Currently, manufacturing radiofrequency thin-film transistors (TFTs) for use in these devices is challenging and costly. One of the difficulties is finding a scalable fabrication process. Conventional nanoscale patterning techniques such as e-beam lithography are impractical in this regard.
The Invention
UW–Madison researchers have developed a new approach for fabricating high performance radiofrequency TFTs. Their method enables mass production and takes advantage of recent improvements in nanoimprinting lithography (NIL) technology.
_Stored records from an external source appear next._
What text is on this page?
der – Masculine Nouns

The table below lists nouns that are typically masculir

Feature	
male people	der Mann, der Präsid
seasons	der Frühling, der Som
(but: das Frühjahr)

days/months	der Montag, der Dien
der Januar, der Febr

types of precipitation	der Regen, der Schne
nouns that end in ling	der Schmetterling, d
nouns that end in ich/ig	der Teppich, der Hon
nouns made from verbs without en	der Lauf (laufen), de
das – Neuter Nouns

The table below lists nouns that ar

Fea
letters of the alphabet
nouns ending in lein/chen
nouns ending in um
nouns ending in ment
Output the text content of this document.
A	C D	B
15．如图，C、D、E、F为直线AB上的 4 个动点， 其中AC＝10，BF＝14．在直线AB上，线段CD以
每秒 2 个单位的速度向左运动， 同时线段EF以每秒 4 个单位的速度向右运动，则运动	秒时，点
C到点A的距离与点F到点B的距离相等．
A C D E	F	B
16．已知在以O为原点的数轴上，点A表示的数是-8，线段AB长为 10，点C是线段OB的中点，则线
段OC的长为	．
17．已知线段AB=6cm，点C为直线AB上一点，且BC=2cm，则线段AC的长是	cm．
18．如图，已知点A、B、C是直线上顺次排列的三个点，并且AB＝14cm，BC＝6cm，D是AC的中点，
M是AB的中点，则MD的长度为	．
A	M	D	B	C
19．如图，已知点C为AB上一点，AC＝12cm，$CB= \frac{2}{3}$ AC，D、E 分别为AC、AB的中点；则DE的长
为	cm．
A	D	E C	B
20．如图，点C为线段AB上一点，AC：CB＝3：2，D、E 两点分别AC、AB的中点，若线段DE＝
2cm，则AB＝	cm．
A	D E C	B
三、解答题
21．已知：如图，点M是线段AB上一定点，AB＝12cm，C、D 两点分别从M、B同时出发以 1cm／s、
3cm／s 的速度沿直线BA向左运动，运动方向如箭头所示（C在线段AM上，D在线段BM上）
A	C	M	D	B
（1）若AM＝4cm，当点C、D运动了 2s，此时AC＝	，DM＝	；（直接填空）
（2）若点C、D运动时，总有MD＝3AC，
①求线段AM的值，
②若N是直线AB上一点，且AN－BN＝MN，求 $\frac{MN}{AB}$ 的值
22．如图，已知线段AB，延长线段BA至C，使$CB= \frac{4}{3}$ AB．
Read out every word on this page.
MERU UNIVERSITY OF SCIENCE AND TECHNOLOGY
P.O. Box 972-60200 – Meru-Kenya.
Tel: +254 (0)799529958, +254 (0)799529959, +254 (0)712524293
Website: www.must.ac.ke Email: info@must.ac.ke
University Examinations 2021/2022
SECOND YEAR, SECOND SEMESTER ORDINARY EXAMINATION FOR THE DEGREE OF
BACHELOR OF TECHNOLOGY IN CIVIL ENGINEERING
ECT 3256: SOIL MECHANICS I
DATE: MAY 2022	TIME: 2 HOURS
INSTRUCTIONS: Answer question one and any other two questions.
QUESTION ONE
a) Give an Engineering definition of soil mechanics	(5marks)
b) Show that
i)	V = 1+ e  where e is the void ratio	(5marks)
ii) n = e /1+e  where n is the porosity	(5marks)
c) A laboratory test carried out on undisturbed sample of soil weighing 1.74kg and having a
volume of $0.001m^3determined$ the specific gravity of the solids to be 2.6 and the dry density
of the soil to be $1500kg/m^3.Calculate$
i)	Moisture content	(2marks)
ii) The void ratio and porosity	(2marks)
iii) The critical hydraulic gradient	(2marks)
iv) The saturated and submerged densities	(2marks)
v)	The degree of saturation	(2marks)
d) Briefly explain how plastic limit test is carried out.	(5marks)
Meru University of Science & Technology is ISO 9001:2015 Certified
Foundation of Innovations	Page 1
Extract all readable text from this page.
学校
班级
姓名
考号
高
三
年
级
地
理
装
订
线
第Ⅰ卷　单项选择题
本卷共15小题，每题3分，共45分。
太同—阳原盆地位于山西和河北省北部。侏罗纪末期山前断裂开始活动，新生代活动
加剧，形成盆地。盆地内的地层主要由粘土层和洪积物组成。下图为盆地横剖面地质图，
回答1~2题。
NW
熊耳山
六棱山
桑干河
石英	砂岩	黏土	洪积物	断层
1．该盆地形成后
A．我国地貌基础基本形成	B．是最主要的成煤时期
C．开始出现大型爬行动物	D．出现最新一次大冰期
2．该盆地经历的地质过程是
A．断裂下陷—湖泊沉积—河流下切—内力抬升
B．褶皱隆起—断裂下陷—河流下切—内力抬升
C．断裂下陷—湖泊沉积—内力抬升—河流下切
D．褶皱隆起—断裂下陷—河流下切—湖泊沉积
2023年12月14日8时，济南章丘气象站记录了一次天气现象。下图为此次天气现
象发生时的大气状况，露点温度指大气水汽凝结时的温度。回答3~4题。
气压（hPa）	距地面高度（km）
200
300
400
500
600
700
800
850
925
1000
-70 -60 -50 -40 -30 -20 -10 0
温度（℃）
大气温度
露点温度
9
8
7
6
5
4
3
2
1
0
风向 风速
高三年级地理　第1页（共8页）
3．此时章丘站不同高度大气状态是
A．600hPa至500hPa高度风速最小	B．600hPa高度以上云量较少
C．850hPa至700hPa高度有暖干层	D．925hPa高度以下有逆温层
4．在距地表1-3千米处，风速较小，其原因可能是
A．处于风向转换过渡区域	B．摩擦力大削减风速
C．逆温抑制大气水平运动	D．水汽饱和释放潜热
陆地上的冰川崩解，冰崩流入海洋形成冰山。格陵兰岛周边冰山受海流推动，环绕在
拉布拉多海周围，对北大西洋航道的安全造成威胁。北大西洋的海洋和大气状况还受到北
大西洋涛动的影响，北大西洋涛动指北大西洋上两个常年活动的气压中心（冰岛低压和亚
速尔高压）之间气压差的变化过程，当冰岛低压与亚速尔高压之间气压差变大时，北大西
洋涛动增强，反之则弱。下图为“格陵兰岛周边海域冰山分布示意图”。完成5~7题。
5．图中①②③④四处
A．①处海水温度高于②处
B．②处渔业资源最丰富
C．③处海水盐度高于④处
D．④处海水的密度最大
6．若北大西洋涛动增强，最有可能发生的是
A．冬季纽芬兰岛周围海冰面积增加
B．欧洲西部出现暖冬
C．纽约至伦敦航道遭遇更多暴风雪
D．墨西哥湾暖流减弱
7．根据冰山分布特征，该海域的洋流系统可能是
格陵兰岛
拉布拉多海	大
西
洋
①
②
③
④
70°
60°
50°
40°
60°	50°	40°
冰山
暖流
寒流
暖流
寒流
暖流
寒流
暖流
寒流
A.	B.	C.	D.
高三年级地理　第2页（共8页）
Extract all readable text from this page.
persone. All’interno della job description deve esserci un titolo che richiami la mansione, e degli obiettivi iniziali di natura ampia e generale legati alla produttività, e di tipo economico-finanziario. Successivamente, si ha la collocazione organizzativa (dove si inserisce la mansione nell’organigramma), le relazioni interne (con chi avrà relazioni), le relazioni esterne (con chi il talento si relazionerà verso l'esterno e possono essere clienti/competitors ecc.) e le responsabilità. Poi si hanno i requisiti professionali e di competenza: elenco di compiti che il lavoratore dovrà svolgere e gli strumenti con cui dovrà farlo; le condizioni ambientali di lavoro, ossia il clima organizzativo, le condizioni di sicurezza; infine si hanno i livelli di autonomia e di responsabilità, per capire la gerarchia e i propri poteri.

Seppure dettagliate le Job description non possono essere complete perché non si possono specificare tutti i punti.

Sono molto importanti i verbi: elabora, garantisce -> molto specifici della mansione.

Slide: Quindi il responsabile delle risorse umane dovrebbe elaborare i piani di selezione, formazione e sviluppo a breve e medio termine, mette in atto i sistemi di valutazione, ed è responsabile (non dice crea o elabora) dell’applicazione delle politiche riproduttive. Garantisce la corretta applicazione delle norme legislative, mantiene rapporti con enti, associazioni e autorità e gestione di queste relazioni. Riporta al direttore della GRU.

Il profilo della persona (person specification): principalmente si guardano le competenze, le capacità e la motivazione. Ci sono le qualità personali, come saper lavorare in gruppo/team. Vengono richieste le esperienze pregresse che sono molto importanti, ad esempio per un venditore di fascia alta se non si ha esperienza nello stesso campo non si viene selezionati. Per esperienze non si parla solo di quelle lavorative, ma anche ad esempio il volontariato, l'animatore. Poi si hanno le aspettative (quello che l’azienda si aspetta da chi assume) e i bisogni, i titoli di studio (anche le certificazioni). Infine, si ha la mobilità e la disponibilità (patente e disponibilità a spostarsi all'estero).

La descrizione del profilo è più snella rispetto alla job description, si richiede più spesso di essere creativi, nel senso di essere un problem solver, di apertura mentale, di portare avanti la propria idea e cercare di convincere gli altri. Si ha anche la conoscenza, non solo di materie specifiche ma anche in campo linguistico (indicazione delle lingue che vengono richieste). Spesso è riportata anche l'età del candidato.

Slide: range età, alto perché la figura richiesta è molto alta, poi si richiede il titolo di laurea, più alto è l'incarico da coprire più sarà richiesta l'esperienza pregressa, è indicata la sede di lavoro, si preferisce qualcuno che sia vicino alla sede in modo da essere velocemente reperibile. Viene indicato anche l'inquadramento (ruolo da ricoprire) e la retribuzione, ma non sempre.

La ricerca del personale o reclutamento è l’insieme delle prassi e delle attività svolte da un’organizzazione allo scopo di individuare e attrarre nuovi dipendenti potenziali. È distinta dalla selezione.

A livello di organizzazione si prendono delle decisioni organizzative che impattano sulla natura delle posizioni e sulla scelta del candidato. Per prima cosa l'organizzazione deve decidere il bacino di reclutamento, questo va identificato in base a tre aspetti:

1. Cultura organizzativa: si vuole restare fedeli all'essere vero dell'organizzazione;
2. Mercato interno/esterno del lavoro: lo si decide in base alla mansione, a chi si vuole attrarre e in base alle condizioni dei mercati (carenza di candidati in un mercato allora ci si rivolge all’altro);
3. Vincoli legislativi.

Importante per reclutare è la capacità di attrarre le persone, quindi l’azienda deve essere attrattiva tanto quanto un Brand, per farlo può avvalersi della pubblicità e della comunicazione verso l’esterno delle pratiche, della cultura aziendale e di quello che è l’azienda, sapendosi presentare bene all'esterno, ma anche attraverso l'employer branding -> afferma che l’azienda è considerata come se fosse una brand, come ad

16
The new TFTs include a trench cut into the semiconductor layer that separates the source and drain regions. The trench provides the TFTs with a unique current flow path that helps prevent several issues (e.g., short channel effect) that typically arise at this scale. The fabrication process is so fine that the length of the channel region is on the order of submicrons.
Applications
  • Radiofrequency thin-film transistors for a wide range of flexible electronic applications
  • LCD displays
  • RFID
  • Large digital signs
  • Large-area microwave, analog and digital circuits
  • Military antennae
Key Benefits
  • Combines submicron-scale dimensions with high performance
  • Can be fabricated using high throughput manufacturing methods (i.e., roll-to-roll processing)
  • May cut costs
  • Enables the fabrication of large area TFT arrays
  • Leverages nanoimprint lithography and thin film transfer techniques
  • Potentially dramatic power savings (~ 35x)
Stage of Development
The researchers are making devices with III/V semiconductors such as gallium arsenide and gallium nitride.